October 28, 2024 at 04:09PM
The FBI is investigating cyberattacks by Chinese-linked group Salt Typhoon on US telecoms, targeting phones of prominent political figures including Kamala Harris and Donald Trump. Affected companies, like Verizon and AT&T, are under scrutiny, prompting questions from lawmakers about their security measures amid rising cyber threats linked to China.
### Meeting Takeaways:
1. **Investigation Overview**:
– The FBI and Cybersecurity and Infrastructure Security Agency (CISA) are investigating cyber intrusions linked to the Chinese government, specifically targeting US telecom companies.
– The hacker group Salt Typhoon is suspected of infiltrating the infrastructure of major telecom providers such as Verizon, AT&T, and Lumen Technologies.
2. **Targets of the Attacks**:
– Reports indicate that Salt Typhoon has targeted devices belonging to US presidential candidates Kamala Harris and Donald Trump, including his running mate JD Vance.
– Other notable political figures, including staff from Senate Majority Leader Chuck Schumer, may also have been targeted.
3. **Agency Responses**:
– Affected companies have been notified, and technical assistance has been provided to mitigate the threat.

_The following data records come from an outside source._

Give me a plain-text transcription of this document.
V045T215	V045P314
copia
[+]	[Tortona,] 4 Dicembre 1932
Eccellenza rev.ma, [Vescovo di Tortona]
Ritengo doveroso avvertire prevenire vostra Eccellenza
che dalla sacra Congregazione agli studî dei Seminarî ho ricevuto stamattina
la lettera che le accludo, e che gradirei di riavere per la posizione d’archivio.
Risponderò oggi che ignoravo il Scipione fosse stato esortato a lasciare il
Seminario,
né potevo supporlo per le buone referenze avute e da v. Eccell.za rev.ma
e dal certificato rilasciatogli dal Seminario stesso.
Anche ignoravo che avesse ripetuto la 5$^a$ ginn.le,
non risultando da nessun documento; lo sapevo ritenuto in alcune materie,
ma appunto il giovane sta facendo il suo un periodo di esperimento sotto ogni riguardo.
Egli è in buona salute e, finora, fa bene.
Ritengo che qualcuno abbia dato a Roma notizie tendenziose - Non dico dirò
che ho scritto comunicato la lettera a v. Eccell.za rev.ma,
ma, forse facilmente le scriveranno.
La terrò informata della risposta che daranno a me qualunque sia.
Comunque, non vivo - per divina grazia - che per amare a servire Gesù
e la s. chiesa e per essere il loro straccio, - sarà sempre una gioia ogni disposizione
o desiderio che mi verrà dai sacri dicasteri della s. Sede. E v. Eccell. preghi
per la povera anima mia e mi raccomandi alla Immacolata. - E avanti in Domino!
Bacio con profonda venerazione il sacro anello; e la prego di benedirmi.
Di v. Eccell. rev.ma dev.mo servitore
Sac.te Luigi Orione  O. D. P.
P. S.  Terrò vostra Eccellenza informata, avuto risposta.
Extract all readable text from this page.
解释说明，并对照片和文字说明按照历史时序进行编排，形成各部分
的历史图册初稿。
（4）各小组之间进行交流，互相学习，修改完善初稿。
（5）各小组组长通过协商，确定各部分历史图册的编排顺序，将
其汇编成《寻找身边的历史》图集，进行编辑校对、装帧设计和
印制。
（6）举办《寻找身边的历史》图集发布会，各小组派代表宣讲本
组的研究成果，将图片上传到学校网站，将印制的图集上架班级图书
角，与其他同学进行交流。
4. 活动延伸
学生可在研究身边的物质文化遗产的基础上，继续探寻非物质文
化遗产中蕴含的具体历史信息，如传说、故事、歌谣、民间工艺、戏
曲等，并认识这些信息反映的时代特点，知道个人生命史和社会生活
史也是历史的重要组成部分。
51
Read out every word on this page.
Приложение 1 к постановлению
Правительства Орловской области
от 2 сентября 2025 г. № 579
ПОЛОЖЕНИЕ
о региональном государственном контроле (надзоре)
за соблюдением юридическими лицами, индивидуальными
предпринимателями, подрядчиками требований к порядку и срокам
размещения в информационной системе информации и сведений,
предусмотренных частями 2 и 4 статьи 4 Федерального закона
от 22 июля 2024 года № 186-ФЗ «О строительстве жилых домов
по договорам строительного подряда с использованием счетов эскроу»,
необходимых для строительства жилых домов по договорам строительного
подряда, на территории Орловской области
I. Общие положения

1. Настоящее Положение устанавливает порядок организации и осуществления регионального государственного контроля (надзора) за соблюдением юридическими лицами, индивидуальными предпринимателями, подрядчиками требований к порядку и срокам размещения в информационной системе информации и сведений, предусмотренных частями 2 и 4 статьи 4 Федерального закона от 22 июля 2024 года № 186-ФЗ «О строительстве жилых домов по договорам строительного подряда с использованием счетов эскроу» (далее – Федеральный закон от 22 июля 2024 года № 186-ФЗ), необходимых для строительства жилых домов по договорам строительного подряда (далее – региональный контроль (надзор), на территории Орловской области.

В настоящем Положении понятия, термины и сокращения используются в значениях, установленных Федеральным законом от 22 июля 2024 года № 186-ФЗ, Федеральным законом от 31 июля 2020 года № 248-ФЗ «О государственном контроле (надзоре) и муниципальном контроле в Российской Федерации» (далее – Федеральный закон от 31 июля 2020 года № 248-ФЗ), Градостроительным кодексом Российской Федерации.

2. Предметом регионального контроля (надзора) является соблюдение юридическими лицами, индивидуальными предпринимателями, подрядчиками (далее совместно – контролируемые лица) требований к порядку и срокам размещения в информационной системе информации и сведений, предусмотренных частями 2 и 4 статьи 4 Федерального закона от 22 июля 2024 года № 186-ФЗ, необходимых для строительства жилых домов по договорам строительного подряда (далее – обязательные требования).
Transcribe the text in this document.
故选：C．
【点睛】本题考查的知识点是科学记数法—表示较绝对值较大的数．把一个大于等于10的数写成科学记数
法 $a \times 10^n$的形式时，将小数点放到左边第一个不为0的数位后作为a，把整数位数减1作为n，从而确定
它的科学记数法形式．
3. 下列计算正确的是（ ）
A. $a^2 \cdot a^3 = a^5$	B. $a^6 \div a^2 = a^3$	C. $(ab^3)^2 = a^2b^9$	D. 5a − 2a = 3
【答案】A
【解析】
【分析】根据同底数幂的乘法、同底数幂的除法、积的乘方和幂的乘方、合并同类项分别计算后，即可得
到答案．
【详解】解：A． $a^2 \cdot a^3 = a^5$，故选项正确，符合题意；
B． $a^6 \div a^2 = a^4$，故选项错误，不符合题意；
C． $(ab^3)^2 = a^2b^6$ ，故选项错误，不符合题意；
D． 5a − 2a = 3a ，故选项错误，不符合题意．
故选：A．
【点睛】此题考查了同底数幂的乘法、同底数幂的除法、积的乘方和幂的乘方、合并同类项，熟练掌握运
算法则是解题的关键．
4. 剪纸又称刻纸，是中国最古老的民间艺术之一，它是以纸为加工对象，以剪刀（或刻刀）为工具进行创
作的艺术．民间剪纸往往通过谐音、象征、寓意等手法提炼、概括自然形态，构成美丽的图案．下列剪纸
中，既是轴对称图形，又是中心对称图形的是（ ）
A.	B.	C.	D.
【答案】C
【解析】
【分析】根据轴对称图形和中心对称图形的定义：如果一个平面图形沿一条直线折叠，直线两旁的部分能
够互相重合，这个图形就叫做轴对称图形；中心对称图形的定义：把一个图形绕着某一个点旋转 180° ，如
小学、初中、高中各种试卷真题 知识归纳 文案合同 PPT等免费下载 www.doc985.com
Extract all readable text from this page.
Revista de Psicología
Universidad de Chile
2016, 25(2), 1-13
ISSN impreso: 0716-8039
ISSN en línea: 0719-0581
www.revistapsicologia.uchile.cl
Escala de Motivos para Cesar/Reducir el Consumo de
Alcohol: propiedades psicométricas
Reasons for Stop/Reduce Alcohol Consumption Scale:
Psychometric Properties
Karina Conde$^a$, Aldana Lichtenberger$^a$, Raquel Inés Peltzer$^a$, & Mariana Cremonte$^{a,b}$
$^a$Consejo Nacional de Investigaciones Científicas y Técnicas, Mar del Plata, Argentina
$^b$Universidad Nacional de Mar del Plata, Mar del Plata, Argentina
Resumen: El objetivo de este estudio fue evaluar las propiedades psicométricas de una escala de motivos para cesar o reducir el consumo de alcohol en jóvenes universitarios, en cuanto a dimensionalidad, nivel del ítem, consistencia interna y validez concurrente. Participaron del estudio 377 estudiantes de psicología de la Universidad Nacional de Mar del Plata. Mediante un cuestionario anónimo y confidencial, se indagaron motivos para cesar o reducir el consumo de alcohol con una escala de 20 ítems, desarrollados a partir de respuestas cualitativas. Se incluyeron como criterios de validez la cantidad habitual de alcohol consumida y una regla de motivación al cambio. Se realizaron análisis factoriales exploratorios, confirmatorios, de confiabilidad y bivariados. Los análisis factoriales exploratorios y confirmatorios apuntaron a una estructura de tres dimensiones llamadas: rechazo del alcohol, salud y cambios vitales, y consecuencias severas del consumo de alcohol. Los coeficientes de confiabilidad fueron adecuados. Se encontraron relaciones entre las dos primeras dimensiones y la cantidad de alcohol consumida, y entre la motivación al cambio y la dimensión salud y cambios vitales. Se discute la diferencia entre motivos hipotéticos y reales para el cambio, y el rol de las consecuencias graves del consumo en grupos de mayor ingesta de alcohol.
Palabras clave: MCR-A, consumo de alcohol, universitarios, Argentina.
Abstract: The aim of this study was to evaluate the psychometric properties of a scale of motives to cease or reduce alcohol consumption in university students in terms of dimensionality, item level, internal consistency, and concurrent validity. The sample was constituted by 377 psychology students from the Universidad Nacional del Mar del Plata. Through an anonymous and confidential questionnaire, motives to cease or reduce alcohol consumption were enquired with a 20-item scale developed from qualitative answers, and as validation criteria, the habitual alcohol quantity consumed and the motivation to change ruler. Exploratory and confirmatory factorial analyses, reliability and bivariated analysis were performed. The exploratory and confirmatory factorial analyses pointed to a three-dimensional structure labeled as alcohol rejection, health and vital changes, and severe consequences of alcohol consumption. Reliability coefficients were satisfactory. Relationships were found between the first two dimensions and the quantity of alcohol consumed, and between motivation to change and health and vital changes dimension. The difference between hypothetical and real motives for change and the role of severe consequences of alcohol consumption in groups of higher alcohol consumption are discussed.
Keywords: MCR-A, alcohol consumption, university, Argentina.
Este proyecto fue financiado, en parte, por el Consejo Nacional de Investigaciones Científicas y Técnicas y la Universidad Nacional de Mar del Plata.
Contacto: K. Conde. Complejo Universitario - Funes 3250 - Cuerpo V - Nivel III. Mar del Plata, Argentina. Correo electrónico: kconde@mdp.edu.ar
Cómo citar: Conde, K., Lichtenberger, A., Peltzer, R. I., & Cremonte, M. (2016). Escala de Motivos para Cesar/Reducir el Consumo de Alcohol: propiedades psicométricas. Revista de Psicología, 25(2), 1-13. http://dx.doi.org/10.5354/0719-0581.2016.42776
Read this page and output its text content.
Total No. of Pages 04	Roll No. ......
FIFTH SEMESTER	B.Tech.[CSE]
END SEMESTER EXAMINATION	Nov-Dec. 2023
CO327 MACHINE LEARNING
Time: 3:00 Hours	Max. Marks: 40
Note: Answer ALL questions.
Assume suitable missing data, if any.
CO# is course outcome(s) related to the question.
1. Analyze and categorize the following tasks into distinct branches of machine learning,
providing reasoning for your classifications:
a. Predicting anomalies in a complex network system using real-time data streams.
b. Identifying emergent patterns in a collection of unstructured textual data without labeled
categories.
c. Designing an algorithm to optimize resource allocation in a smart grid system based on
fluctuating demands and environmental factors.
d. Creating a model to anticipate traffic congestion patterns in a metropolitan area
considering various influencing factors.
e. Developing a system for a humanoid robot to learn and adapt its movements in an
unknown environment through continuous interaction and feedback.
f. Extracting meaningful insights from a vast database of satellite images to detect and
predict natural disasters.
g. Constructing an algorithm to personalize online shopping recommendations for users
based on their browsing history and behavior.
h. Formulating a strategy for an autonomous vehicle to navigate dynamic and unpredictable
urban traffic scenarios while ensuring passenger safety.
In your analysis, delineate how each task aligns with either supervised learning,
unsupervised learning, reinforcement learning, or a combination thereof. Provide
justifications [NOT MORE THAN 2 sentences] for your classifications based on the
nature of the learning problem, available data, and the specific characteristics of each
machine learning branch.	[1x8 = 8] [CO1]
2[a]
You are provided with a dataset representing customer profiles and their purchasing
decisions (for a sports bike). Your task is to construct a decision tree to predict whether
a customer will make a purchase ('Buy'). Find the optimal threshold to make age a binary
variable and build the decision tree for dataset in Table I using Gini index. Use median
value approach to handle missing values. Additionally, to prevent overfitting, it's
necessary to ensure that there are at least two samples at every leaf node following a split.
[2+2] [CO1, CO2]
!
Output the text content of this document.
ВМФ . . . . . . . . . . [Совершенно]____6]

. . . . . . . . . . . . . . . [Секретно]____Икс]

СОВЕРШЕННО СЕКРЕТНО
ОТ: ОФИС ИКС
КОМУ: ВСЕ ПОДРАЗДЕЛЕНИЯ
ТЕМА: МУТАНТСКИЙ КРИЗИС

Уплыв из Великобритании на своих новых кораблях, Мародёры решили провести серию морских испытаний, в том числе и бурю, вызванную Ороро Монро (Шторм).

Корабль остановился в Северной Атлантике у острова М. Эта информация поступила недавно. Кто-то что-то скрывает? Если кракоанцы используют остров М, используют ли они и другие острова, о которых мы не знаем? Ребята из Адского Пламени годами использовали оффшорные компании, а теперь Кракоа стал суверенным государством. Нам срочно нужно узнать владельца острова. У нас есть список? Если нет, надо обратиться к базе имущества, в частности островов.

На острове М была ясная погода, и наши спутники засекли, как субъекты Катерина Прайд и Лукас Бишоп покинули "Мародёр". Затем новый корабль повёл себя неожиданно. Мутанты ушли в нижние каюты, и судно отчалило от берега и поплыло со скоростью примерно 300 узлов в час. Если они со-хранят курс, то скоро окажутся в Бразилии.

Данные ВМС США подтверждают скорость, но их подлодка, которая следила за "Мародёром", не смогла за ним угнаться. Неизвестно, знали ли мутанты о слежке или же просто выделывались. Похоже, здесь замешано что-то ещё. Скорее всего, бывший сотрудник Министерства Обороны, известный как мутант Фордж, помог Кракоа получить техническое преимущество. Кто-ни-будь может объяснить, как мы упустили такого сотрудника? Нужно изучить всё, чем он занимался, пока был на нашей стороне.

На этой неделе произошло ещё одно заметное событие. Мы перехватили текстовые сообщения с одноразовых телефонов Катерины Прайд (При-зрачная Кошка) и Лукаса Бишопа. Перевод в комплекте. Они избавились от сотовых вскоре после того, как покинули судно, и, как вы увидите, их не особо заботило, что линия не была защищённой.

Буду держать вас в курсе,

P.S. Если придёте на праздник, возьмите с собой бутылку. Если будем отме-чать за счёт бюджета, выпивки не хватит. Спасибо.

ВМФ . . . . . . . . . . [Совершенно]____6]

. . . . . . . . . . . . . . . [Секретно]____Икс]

– Lawmakers are pressing for answers from the three telecom companies regarding their knowledge of these breaches and the steps taken to enhance cyber security.
4. **Nature of the Breaches**:
– Salt Typhoon reportedly compromised wiretapping systems of the broadband providers; it remains unclear what data, if any, was exfiltrated during these operations.
5. **Cybersecurity Context**:
– The investigation highlights an increase in cyber espionage activities linked to Chinese entities, including recent disruptions of a botnet by FBI Director Christopher Wray.
– It marks a “new frontier” in the cyber threats posed by the Chinese government, with growing alarms about the vulnerabilities in critical infrastructure and communications.
6. **China’s Position**:
– The Chinese government has denied allegations of cyber espionage and has labeled such claims as unfounded, attributing them to US narrative.
7. **Next Steps for Organizations**:
– Organizations suspecting they may be victims of similar attacks are advised to contact their local FBI field office or CISA for assistance.
### Action Items:
– Monitor updates from the investigation and ongoing communications from FBI and CISA.
– Prepare potential questions or follow-ups to address lawmaker concerns regarding cybersecurity measures in place at telecom companies.
– Review and enhance internal cybersecurity protocols based on lessons learned from this incident.